This festival season try your hands on some non traditional dish. Try this – “Nawabi Sevai”
Perfect dish for Eid. Nawabi Sevai is a Crispy and Creamy Vermicelli Dessert. Super easy to make and tastes delicious!
Nawabi Sevai can be made even a day in advance and refrigerated., This can be such a savior on festival days.
I have nothing against sweet, although am not a sweet tooth:)…….however this dessert tends to veer toward the not-so-sweet side of things. And trust me this is what makes it so delicious. Slightly sweetened crispy vermicelli and creamy custard is a killer combination.
In this recipe I have used thin vermicelli for the top and bottom layering. And made slightly thick custard for the filling. I find this super easy and a quick dessert.
So, do give this recipe a try and hope this one becomes one of your family favorite!
Nawabi Sevai
Course: DessertCuisine: IndianDifficulty: Easy10
minutes25
minutes2
Hours“Nawabi Sevai” – Crispy and Creamy Vermicelli Dessert
Ingredients
2 tbsp ghee
200 gms thin vermicelli, crushed
3 tbsp powdered sugar
2 tbsp milk powder
1/2 ltr milk
2 tbsp corn flour
3 tsp custard powder
150 gms condensed milk
nuts for garnishing
Directions
- Melt some ghee on a heated sauce pan. Add the vermicelli and roast till golden brown. This will take about 3-4 minutes. Make sure to keep the heat on low as there are chances that the vermicelli will get burnt.

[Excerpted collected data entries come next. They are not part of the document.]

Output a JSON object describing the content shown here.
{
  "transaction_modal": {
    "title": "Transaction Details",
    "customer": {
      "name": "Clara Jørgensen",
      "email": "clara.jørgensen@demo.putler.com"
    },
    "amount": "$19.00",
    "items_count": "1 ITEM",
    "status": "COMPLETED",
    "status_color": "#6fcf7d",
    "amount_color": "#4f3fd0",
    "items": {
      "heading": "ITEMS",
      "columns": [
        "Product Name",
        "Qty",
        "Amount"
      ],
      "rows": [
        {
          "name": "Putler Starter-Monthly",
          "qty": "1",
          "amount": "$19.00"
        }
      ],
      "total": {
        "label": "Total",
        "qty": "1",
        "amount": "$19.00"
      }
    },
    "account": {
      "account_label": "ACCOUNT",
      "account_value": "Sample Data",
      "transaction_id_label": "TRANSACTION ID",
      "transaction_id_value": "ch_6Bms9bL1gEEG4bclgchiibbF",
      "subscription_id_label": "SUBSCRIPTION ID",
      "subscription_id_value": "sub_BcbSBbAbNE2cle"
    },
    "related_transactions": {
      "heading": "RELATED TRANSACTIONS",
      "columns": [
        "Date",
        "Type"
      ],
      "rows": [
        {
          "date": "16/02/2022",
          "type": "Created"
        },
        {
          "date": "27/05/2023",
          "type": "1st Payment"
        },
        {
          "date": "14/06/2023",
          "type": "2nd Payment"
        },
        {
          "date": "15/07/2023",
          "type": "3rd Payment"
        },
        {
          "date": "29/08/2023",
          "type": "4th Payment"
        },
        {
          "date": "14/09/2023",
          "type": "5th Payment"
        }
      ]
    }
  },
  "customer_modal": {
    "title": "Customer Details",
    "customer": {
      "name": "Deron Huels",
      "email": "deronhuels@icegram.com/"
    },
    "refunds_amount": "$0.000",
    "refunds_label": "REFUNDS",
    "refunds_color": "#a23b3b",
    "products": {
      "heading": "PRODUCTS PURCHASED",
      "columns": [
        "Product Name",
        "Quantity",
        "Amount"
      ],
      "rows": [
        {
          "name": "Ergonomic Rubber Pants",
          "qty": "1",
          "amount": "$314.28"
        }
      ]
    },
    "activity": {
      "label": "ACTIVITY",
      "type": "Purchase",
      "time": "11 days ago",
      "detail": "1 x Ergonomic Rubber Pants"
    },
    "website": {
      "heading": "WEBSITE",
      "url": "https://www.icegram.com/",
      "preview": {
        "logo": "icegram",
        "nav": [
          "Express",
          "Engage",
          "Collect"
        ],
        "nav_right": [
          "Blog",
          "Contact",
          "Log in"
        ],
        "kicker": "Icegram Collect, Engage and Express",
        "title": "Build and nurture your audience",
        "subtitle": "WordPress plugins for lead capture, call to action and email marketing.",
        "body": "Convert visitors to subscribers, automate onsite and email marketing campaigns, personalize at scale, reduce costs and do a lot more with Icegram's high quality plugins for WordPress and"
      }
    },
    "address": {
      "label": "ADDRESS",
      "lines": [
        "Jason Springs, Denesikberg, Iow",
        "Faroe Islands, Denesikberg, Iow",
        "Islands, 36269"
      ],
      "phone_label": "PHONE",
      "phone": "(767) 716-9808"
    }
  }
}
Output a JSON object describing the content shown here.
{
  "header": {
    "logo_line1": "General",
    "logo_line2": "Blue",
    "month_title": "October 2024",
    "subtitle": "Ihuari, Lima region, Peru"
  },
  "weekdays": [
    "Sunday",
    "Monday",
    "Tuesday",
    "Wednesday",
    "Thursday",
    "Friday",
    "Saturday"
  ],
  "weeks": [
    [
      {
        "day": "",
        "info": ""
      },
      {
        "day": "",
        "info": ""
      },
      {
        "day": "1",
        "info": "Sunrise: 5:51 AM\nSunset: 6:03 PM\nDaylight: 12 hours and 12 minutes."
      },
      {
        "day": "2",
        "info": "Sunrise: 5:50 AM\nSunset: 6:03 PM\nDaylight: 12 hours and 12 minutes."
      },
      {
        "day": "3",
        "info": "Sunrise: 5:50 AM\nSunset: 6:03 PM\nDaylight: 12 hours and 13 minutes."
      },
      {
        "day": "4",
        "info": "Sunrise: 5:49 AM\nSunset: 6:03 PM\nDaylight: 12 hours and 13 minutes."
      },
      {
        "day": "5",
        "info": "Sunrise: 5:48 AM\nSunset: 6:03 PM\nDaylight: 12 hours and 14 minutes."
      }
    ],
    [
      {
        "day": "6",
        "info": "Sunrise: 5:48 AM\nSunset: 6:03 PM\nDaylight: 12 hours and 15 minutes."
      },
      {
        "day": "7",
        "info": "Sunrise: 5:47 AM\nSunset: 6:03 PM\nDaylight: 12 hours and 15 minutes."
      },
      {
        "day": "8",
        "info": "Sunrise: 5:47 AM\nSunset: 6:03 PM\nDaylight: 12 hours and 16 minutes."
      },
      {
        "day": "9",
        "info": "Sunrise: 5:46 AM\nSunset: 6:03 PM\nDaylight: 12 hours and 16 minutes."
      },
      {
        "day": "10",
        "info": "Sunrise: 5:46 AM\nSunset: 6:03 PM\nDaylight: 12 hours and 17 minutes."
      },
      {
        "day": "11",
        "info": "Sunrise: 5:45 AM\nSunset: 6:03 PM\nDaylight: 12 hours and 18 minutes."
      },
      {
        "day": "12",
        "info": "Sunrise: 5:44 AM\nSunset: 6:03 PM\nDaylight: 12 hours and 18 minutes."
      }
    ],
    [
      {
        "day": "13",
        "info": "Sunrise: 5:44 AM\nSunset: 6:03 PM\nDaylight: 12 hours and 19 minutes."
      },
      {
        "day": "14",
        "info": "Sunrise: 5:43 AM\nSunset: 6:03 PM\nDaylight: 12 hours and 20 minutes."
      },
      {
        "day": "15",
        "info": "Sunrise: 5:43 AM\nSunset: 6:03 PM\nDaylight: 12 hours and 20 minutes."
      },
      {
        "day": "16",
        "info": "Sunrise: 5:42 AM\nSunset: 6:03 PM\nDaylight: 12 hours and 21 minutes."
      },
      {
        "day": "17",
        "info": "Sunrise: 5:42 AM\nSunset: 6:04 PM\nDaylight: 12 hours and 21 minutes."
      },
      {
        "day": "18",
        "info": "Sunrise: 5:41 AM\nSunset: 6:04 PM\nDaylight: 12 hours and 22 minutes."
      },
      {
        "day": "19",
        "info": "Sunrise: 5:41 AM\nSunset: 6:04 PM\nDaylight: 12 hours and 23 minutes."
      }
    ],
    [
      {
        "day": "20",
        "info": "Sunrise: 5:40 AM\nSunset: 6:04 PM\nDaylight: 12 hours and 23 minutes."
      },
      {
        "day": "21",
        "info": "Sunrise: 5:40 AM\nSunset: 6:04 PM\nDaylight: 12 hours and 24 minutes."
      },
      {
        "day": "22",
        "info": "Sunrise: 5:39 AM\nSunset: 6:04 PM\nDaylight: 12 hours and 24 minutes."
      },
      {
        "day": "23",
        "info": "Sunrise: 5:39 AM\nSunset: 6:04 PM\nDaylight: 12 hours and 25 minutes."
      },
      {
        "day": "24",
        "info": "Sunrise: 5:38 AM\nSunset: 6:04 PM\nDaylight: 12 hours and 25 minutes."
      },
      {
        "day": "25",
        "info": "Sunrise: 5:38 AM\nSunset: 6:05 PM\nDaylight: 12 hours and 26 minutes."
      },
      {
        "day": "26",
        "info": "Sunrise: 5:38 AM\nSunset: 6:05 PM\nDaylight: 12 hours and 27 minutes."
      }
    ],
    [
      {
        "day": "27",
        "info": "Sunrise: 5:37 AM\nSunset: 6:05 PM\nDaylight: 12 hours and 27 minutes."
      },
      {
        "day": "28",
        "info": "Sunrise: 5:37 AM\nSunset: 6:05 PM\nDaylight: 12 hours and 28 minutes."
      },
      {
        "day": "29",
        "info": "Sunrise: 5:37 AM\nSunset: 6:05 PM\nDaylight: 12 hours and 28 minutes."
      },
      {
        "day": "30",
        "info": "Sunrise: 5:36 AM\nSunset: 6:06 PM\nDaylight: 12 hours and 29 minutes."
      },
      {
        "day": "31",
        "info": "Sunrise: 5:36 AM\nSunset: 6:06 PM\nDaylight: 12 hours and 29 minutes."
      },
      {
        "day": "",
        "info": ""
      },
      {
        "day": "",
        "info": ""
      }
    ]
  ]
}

- Now add the sugar and the milk powder and mix well till both these are well combined with the vermicelli.
- Make the base by putting 3/4th of the vermicelli into a glass container or which ever container you will be making this in. Spread it evenly and slightly press it with a tumbler or a potato masher just to make it firm. Keep this aside
- Now for the filling, heat the milk in a sauce pan.
- Meanwhile mix the corn flour and the custard powder with a little cold milk to make a smooth mixture (let it be slightly runny)
- Once the milk is heated add the custard mixture into the milk and stir continuously to make sure there are no lumps. It makes it easier to use a whisk here. Gradually add in the condensed milk and continue to stir till the the mixture comes to a thick consistency, something like idly batter. (Make sure the heat is at the lowest after adding the custard powder mixture and continue to cook the same way.)
- Turn off the flame and pour this mixture on the vermicelli base.
- Now with the remaining vermicelli make the top layer by spreading it evenly and making sure the entire custard mixture is covered. To spread it evenly you can use a tumbler or a potato masher again and with light hands just spread it all around.
- Garnish with nuts and keep aside to set, for at least 2 hours. You can also refrigerate it. Enjoy it cold or at room temperature.
Notes
- The custard in this recipe is not too sweet, however you can make it sweeter by adding more condensed milk and sugar.
- You could also make sugar syrup and pour over it just before serving.
- Make sure to use only thin vermicelli as the thicker one may not set well and may not be as crispy a the thin ones.